In this painting, one can imagine the type of world Rousseau describes before man elevates himself from animal and savage to something greater. "this period of development of human faculties, maintaining a golden mean between the indolence of the primitive state and the petulant activity of our vanity, must have been the happiest and most durable epoch. . . all subsequent progress has been in appearance so many steps toward the perfection of the individual, and in fact toward the decrepitude of the species (Rousseau)”
This depiction addresses Rousseau's concepts of property, and it's relation to inequality and power. "The first man, who, after enclosing a piece of ground, took it into his head to say, "This is mine," and found people simple enough to believe him, was the true founder of civil society. How many crimes, how many wars, how many murders, how many misfortunes and horrors, would that man have saved the human species, who pulling up the stakes or filling up the ditches should have cried to his fellows: Be sure not to listen to this impostor; you are lost, if you forget that the fruits of the earth belong equally to us all, and the earth itself to nobody (Rousseau)!" Although historically inaccurate, the story of Columbus is a good example of moral inequality and power.

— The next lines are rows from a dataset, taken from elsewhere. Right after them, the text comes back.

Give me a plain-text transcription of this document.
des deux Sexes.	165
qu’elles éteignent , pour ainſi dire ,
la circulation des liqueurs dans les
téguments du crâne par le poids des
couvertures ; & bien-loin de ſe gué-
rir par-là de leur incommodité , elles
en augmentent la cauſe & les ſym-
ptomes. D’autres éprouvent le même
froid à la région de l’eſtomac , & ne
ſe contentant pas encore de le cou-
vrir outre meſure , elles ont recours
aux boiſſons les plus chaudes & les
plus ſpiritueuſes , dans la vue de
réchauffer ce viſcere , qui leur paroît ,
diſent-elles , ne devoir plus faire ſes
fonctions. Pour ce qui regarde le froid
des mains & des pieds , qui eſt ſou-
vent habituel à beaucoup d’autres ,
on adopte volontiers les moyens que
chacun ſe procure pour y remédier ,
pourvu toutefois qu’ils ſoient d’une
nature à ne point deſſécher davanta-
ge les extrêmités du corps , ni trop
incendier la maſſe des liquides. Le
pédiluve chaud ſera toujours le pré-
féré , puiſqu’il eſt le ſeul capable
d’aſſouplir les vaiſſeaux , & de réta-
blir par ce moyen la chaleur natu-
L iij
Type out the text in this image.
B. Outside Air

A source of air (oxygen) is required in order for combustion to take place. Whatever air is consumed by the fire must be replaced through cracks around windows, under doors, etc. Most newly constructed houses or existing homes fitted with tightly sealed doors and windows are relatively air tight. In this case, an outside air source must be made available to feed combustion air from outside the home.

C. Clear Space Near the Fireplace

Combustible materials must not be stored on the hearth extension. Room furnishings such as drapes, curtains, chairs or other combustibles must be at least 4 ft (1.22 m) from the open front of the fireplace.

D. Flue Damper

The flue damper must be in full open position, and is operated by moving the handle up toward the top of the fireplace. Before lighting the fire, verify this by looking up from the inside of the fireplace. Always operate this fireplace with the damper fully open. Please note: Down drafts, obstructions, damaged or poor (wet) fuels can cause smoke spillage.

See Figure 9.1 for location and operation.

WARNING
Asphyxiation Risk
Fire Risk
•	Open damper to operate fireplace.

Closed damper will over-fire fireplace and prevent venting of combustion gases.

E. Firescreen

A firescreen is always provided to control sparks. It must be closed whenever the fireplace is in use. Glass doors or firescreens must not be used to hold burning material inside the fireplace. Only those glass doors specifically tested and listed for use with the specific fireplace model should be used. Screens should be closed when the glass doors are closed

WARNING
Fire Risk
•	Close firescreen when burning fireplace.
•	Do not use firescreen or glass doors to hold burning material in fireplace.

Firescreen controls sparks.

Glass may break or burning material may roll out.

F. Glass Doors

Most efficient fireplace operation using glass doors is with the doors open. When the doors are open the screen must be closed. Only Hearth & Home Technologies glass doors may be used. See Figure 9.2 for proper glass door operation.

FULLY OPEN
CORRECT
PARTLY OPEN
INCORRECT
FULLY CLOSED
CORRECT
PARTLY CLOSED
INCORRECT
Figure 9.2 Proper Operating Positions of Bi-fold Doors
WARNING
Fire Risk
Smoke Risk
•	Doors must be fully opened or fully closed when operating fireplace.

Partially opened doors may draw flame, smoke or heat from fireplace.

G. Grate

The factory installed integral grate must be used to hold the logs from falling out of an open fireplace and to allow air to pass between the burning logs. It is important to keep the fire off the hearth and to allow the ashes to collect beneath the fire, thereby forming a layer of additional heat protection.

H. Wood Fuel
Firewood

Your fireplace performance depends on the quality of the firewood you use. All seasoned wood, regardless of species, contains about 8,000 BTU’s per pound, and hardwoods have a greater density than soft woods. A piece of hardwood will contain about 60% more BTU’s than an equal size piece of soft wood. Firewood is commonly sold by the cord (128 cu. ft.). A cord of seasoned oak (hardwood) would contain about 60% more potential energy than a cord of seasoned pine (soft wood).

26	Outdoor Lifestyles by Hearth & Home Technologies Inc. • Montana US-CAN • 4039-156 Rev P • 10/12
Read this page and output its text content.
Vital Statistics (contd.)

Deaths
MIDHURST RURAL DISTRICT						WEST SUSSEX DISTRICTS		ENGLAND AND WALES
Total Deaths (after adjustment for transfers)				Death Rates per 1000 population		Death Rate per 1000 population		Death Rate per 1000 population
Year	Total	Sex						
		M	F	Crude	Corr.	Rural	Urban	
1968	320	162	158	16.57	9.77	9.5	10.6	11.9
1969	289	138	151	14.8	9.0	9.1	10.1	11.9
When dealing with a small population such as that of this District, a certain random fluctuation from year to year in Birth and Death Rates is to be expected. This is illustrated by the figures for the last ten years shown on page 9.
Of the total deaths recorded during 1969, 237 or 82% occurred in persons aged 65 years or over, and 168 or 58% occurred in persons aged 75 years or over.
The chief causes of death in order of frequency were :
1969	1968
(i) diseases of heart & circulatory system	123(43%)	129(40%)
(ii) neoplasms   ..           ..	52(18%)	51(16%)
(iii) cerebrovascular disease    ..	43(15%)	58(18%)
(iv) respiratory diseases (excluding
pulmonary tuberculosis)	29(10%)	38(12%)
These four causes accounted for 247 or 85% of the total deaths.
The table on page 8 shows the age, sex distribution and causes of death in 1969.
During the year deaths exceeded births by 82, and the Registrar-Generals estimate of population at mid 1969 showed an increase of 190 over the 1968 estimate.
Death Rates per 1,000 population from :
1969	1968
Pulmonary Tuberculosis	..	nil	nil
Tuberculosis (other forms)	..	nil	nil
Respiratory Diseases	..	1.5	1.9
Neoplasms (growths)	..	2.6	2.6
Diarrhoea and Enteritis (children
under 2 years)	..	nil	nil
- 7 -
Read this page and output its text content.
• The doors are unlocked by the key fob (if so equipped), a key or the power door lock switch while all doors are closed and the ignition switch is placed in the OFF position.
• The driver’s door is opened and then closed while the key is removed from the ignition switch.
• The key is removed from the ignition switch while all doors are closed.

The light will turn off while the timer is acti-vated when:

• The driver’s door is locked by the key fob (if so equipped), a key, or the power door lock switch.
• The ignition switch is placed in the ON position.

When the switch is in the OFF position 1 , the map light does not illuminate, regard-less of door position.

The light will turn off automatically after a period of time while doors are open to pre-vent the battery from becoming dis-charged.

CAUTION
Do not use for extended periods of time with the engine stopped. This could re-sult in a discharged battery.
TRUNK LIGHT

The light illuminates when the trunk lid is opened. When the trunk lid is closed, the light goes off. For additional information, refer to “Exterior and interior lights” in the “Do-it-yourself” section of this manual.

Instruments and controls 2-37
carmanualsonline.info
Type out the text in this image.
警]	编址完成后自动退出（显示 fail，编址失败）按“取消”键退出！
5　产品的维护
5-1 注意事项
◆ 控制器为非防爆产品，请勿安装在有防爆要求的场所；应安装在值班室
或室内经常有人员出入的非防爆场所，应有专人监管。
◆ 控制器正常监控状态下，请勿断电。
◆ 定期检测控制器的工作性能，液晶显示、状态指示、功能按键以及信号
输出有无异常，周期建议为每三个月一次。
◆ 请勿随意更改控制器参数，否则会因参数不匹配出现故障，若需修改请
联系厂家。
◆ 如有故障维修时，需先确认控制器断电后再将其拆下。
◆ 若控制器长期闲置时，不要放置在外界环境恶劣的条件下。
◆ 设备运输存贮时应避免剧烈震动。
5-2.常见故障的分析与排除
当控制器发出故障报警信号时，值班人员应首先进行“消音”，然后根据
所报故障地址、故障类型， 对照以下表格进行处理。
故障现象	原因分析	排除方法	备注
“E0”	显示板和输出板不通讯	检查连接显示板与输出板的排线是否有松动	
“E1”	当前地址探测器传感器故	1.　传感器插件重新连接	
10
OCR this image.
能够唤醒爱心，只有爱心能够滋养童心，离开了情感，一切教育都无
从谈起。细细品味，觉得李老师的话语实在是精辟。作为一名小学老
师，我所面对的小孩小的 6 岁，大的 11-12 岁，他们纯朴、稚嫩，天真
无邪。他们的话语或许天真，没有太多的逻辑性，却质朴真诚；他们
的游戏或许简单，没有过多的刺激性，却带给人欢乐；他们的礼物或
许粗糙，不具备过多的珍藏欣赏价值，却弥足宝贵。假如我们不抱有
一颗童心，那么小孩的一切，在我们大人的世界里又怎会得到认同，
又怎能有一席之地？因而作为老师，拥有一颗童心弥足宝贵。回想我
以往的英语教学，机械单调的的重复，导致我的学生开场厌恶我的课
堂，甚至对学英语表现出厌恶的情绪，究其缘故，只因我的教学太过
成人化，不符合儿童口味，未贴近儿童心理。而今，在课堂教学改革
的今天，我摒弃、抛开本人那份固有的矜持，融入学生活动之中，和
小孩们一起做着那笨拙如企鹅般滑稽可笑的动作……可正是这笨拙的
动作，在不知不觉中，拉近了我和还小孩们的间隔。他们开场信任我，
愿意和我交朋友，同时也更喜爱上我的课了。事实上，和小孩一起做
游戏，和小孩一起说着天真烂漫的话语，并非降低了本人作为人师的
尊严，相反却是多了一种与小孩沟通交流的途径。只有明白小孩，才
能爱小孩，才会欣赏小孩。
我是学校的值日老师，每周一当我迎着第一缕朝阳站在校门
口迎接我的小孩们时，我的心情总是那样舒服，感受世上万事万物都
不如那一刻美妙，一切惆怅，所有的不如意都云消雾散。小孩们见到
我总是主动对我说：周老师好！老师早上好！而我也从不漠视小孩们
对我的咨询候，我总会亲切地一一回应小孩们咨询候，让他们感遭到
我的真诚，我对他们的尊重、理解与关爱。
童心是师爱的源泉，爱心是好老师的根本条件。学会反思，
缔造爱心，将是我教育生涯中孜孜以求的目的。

This piece depicts the type of working environment I imagine when reading Marx. This could be a group of workers coming home for the last time before a major revolution. Here one can see the role of power does not lie with the men walking home. "The modern bourgeois society that has sprouted from the ruins of feudal society has not done away with class antagonisms. It has but established new classes, new conditions of oppression, new forms of struggle in place of the old ones. Our epoch, the epoch of the bourgeoisie, possesses, however, this distinctive feature: it has simplified the class antagonisms. Society as a whole is more and more splitting up into two great hostile camps, into two great classes, directly facing each other: Bourgeoisie and Proletariat (Marx).” They look tired, are all dressed the same, and seem hunched over.
"What the bourgeoisie, therefore, produces, above all, is its own grave-diggers. Its fall and the victory of the proletariat are equally inevitable"
This portrait of a young girl is a good depiction of the demure female, one who is dependent of man and ignorant in nature."Women are told from their infancy, and taught by the example of their mothers, that a little knowledge of human weakness, justly termed cunning, softness of temper, outward obedience, and a scrupulous attention to a puerile kind of propriety, will obtain for them the protection of man; and should they be beautiful, every thing else is needless, for at least twenty years of their lives (Wollstonecraft)."
This piece can be interpreted in many ways. I see this as a depiction of three types of woman; all of whom Wollstonecraft writes about in Vindication. There is the modest woman on the left, the liberated in the middle, and the married on the right. "Let woman share the rights and she will emulate the virtues of man; for she must grow more perfect when emancipated, or justify the authority that chains such a weak being to her duty (Wollstonescraft)." Wollstonecraft challenges the inequality of woman through empowerment and education.